Background: KIT is a tyrosine kinase growth factor receptor. High expression of KIT has been found in several tumors including canine hemangiosarcoma (HSA). This study investigated the correlation of KIT expression and c-kit sequence mutations in canine HSAs and benign hemangiomas (HAs).

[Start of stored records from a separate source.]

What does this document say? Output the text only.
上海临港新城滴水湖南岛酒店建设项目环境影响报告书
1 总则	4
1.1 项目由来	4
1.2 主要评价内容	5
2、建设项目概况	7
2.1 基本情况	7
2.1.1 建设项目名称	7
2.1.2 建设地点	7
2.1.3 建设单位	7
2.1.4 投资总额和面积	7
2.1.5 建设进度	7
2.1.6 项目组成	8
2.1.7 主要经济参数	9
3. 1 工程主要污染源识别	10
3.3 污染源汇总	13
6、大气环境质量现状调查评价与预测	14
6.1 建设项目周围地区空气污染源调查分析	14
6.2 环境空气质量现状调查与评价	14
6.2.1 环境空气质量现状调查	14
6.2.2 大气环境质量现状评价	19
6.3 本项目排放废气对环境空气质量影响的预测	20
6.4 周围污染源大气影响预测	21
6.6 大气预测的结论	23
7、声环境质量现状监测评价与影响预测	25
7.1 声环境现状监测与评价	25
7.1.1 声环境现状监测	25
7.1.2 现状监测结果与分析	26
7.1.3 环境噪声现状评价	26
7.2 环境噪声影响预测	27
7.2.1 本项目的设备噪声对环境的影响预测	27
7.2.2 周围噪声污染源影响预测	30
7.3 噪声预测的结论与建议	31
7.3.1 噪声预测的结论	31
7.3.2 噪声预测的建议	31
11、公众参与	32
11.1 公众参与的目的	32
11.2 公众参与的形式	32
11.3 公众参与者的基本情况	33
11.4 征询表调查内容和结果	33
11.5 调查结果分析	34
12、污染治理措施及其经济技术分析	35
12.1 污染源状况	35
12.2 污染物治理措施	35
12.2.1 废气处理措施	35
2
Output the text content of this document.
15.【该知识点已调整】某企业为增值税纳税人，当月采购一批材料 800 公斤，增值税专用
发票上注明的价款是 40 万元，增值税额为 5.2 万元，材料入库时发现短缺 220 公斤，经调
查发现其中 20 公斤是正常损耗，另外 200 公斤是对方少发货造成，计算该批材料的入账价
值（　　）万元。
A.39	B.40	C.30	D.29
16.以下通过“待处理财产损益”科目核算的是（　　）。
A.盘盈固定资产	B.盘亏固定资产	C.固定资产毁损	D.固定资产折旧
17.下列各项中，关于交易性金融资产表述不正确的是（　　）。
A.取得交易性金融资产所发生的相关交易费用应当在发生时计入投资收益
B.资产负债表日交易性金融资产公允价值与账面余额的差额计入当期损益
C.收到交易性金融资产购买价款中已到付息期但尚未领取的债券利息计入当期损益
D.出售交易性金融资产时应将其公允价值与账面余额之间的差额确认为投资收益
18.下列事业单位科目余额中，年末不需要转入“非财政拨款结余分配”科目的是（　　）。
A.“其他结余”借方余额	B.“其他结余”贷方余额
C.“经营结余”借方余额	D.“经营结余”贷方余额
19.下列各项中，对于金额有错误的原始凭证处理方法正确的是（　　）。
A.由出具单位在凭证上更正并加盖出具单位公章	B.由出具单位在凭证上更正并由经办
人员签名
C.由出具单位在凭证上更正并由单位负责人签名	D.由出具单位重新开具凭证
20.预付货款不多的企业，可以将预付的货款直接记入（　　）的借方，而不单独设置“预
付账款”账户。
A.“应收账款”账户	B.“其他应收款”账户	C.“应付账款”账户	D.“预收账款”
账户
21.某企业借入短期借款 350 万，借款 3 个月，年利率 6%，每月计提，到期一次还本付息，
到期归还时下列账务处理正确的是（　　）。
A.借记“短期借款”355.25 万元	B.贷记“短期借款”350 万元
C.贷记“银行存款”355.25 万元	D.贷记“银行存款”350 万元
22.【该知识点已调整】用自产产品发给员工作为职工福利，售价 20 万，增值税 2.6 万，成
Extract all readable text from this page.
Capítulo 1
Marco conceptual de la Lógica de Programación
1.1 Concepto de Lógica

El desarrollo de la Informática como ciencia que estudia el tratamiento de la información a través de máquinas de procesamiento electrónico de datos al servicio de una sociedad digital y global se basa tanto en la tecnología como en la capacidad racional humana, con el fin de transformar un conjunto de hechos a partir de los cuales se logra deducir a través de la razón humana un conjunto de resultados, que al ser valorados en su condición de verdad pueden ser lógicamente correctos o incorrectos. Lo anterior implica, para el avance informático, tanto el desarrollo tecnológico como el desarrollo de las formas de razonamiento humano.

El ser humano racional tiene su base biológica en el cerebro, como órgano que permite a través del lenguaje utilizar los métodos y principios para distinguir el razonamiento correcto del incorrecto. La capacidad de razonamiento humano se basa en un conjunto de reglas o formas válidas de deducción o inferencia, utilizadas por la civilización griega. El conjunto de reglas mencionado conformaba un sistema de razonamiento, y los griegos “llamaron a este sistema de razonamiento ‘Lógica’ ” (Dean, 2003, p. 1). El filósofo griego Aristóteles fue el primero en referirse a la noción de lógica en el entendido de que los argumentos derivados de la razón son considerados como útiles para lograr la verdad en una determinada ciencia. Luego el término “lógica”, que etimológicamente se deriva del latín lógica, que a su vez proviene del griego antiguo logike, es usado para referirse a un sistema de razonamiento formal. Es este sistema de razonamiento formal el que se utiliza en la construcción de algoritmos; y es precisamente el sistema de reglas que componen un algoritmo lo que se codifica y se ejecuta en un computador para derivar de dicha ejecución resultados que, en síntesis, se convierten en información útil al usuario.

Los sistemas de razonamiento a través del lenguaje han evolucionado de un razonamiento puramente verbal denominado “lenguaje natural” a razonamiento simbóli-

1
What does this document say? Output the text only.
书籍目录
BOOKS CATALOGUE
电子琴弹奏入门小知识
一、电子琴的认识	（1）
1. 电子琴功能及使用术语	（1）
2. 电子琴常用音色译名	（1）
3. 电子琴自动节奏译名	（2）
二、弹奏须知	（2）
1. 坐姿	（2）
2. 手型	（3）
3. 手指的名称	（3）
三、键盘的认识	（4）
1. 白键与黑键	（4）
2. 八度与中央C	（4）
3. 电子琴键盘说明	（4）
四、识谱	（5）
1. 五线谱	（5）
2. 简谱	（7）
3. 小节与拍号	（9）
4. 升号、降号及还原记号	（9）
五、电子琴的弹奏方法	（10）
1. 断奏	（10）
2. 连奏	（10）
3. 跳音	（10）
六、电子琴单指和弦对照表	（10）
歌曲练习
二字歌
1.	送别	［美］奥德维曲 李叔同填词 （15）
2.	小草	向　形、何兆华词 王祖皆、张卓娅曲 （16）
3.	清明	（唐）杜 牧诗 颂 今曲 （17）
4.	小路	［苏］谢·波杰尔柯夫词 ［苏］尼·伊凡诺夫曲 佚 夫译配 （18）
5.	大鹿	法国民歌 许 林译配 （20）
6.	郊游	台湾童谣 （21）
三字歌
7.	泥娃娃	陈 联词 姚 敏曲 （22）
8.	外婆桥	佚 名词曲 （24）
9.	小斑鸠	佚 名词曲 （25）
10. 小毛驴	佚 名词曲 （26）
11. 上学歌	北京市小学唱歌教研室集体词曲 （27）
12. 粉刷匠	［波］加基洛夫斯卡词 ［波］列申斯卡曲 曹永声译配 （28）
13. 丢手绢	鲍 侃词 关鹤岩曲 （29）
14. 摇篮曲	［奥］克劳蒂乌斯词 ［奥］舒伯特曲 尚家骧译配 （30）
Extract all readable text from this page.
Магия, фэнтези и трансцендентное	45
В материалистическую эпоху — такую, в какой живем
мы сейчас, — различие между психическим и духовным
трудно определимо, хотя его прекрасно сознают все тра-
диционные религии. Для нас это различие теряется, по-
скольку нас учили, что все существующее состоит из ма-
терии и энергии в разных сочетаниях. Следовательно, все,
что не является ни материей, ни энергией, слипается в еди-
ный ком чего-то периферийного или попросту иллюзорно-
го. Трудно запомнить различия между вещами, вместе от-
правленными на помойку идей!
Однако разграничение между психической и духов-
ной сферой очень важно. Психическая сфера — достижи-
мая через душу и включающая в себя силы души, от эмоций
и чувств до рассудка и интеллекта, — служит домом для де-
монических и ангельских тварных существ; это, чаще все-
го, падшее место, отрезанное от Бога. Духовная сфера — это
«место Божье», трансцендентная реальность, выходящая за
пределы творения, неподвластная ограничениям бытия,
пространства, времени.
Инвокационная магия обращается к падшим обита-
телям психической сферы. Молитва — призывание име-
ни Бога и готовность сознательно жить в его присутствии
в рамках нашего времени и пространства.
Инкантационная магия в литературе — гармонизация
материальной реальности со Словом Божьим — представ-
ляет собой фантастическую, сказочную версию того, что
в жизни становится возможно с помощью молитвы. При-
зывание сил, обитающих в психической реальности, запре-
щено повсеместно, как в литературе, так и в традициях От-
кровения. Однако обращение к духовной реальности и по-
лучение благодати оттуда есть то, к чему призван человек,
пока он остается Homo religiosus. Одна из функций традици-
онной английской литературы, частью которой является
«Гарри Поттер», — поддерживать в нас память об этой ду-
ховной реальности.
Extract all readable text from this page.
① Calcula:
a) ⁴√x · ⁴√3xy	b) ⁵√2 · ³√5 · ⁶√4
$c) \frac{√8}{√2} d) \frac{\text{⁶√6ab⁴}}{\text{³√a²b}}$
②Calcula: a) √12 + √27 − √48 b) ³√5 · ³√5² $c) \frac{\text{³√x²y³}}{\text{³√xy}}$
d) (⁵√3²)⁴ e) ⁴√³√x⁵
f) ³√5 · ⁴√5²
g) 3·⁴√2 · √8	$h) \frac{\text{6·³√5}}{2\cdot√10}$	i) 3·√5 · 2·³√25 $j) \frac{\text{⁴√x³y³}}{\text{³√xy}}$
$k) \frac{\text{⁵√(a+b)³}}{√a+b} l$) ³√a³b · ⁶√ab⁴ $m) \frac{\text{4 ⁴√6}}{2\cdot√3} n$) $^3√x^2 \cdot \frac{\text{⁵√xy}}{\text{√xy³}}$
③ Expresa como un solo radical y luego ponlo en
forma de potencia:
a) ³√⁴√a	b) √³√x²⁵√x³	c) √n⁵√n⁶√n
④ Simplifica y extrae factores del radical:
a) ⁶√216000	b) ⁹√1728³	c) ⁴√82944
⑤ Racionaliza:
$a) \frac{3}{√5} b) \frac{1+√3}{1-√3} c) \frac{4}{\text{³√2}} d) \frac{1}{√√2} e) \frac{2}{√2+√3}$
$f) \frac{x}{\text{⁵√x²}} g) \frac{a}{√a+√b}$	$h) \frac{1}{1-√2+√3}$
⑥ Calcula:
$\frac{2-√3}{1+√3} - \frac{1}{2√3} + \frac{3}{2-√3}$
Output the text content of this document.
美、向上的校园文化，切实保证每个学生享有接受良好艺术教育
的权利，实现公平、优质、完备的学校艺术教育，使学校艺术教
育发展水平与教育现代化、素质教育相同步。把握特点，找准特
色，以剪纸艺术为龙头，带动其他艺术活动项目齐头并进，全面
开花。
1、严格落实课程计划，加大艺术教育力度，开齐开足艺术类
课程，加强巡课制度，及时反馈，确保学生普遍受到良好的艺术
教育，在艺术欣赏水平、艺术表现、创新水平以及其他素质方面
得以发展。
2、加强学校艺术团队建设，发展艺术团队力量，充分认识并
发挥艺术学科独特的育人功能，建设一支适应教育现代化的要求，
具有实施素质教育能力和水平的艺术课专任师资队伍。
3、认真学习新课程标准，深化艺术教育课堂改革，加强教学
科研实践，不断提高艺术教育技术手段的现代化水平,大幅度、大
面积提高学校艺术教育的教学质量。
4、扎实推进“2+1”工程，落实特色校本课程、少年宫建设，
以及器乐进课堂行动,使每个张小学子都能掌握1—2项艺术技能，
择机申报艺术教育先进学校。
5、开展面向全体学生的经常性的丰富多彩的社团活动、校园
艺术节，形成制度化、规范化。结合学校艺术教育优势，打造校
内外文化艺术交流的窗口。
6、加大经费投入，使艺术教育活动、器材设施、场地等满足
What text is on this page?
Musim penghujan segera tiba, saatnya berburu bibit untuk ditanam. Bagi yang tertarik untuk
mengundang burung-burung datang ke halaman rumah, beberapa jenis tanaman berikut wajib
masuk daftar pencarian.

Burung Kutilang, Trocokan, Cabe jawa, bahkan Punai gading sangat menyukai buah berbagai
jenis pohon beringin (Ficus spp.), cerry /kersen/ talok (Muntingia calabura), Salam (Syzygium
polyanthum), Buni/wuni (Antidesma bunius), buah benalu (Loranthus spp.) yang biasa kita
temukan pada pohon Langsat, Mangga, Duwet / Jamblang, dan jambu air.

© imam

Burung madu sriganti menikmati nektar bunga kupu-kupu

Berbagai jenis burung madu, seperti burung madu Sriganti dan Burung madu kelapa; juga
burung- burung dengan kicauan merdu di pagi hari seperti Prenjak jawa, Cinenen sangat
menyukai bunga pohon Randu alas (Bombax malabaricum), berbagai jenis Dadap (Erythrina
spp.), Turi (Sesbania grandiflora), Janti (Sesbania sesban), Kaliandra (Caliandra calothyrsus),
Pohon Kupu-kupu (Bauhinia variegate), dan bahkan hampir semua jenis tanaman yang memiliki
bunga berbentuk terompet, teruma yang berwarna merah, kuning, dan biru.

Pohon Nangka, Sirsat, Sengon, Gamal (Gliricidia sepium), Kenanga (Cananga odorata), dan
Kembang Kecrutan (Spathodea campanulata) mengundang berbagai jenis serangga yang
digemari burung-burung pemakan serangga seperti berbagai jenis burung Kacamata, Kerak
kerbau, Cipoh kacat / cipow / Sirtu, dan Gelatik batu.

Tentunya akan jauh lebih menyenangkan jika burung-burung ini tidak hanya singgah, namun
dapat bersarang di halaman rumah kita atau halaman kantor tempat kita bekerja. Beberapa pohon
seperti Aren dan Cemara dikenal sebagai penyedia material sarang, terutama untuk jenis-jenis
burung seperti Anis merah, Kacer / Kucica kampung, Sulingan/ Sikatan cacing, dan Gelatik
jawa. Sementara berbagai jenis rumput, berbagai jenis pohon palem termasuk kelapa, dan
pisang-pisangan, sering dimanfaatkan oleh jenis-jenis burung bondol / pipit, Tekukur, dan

Results: Immunohistochemistry (IHC) staining confirmed KIT expression in 94.4 % (34/36) of HSAs that was significantly higher than 0 % in HAs (0/16). Sequencing the entire c-kit coding region of HSAs and normal canine cerebellums (NCCs) revealed GNSK-deletion in exon 9. As for exon 9 genotyping by TA-cloning strategy, GNSK-deletion c-kit accounted for 48.6 % (68/140) colonies amplified from12 KIT-positive HSAs, a significantly higher frequency than 14.1 % (9/64) of colonies amplified from six NCCs.
Conclusions: Due to the distinct expression pattern revealed by IHC, KIT might be used to distinguish benign or malignant vascular endothelial tumors. Moreover, the high incidence of GNSK-deletion c-kit in canine HSAs implicates KIT isoforms as possibly participating in the tumorigenesis of canine HSAs.
Keywords: Canine; GNSK-deletion; Hemangiosarcoma; Isoform; KIT; c-kit.